Em seguida, adicione dois mililitros de DPBS a cada poço. Agite suavemente a placa novamente e aspire o DPBS usado. Adicione quatro mililitros de estágio 1B médio, pré-aquecido a 37 graus Celsius, a cada poço.
Transfira cuidadosamente a placa para uma incubadora a 37 graus Celsius com 5% de dióxido de carbono e uma atmosfera umidificada para a cultura por 48 horas. Depois disso, agite suavemente a placa e aspire o meio usado. Adicione dois mililitros de DPBS a cada poço.
Repita esta aspiração e adição de DPBS uma vez adicional. Agite suavemente a placa e aspire o DPBS usado. Adicione quatro mililitros de estágio 1B médio, pré-aquecido a 37 graus Celsius, a cada poço.
Transfira cuidadosamente a placa para uma incubadora, a 37 graus Celsius com 5% de dióxido de carbono e uma atmosfera umidificada para a cultura por 24 horas. Primeiro, agite suavemente a placa e aspire o meio usado. Adicione dois mililitros de DPBS a cada poço da placa de seis poços.
Em seguida, agite suavemente a placa e aspire o DPBS usado. Adicione quatro mililitros do estágio dois médios, pré-aquecidos a 37 graus Celsius, a cada poço.

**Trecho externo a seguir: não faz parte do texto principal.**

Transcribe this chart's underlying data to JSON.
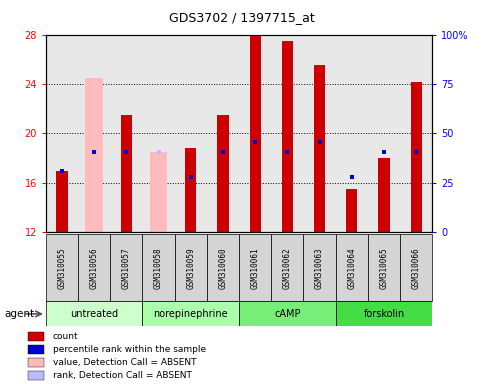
{
  "title": "GDS3702 / 1397715_at",
  "samples": [
    "GSM310055",
    "GSM310056",
    "GSM310057",
    "GSM310058",
    "GSM310059",
    "GSM310060",
    "GSM310061",
    "GSM310062",
    "GSM310063",
    "GSM310064",
    "GSM310065",
    "GSM310066"
  ],
  "red_bar_top": [
    17.0,
    12.0,
    21.5,
    12.0,
    18.8,
    21.5,
    28.0,
    27.5,
    25.5,
    15.5,
    18.0,
    24.2
  ],
  "red_bar_absent": [
    false,
    true,
    false,
    true,
    false,
    false,
    false,
    false,
    false,
    false,
    false,
    false
  ],
  "pink_bar_top": [
    null,
    24.5,
    null,
    18.5,
    null,
    null,
    null,
    null,
    null,
    null,
    null,
    null
  ],
  "blue_marker_y": [
    17.0,
    18.5,
    18.5,
    18.5,
    16.5,
    18.5,
    19.3,
    18.5,
    19.3,
    16.5,
    18.5,
    18.5
  ],
  "blue_absent": [
    false,
    false,
    false,
    true,
    false,
    false,
    false,
    false,
    false,
    false,
    false,
    false
  ],
  "ylim_left": [
    12,
    28
  ],
  "ylim_right": [
    0,
    100
  ],
  "yticks_left": [
    12,
    16,
    20,
    24,
    28
  ],
  "yticks_right": [
    0,
    25,
    50,
    75,
    100
  ],
  "yticklabels_right": [
    "0",
    "25",
    "50",
    "75",
    "100%"
  ],
  "bar_bottom": 12,
  "bar_width": 0.35,
  "absent_bar_width": 0.55,
  "red_color": "#cc0000",
  "pink_color": "#ffbbbb",
  "blue_color": "#0000cc",
  "light_blue_color": "#bbbbff",
  "bg_color": "#e8e8e8",
  "grid_color": "#000000",
  "group_labels": [
    "untreated",
    "norepinephrine",
    "cAMP",
    "forskolin"
  ],
  "group_ranges": [
    [
      0,
      2
    ],
    [
      3,
      5
    ],
    [
      6,
      8
    ],
    [
      9,
      11
    ]
  ],
  "group_colors": [
    "#ccffcc",
    "#aaffaa",
    "#77ee77",
    "#44dd44"
  ],
  "legend_items": [
    {
      "color": "#cc0000",
      "label": "count"
    },
    {
      "color": "#0000cc",
      "label": "percentile rank within the sample"
    },
    {
      "color": "#ffbbbb",
      "label": "value, Detection Call = ABSENT"
    },
    {
      "color": "#bbbbff",
      "label": "rank, Detection Call = ABSENT"
    }
  ]
}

Transfira cuidadosamente a placa para uma incubadora a 37 graus Celsius com 5% de dióxido de carbono e uma atmosfera umidificada para a cultura por quatro dias.
Agite suavemente a placa e aspire o meio usado. Adicione dois mililitros de DPBS a cada poço. Repita este processo de aspiração e adição de DPPS mais uma vez.
Depois disso, agite suavemente a placa e aspire o DPBS usado. Adicione quatro mililitros do estágio três médio, pré-aquecido a 37 graus Celsius, a cada poço. Transfira cuidadosamente a placa para uma incubadora a 37 graus Celsius com 5% de dióxido de carbono e uma atmosfera umidificada para a cultura por três dias.
Neste estudo, a propagação de hIPSEs é condensada e forma uma monocamada homogênea adequada para diferenciação. HIPSEs indiferenciados são dissociados e ressecidos como células únicas em baixas densidades celulares. Dentro de uma hora, as células são anexadas à placa e começam a mostrar saliência.
No primeiro dia, as células são proliferadas e bem distribuídas para cobrir 80 a 90% da área da superfície. Nos dias três e quatro, as células formam uma folha homogênea de monocamadas que pode ser descrita como uma aparência de paralelepípedo. Neste ponto, a maioria das células param de expressar SOX2, que é um marcador para células indiferenciadas, e em vez disso expressam um marcador de endoderme definitivo, SOX17, a mais de 90%A maioria das células positivas sox17 expressam FOXA2.
Em seguida, as células começam a expressar os marcadores primitivos goptupe, HNF1-beta e HNF4-alpha, e eventualmente expressam um marcador progenitor pancreático posterior, PDX1, a mais de 90%A indução celular PDX1-positiva é reproduzível em outra linha hIPSE, 1231A3, e uma linha hESE, KhES-3. Os resultados do QRTPCR da expressão MRNA dos marcadores de estágio são consistentes com a imunossuagem e a expressão MRNA do PDX1 é evidente na fase três e aumenta substancialmente depois. Uma vez que as células ESIPS indiferenciadas são cultivadas como colônias, as células individuais estão localmente em um estado diferente.
Este protocolo fornece uma maneira de estimular as células uniformemente para a diferenciação eleita.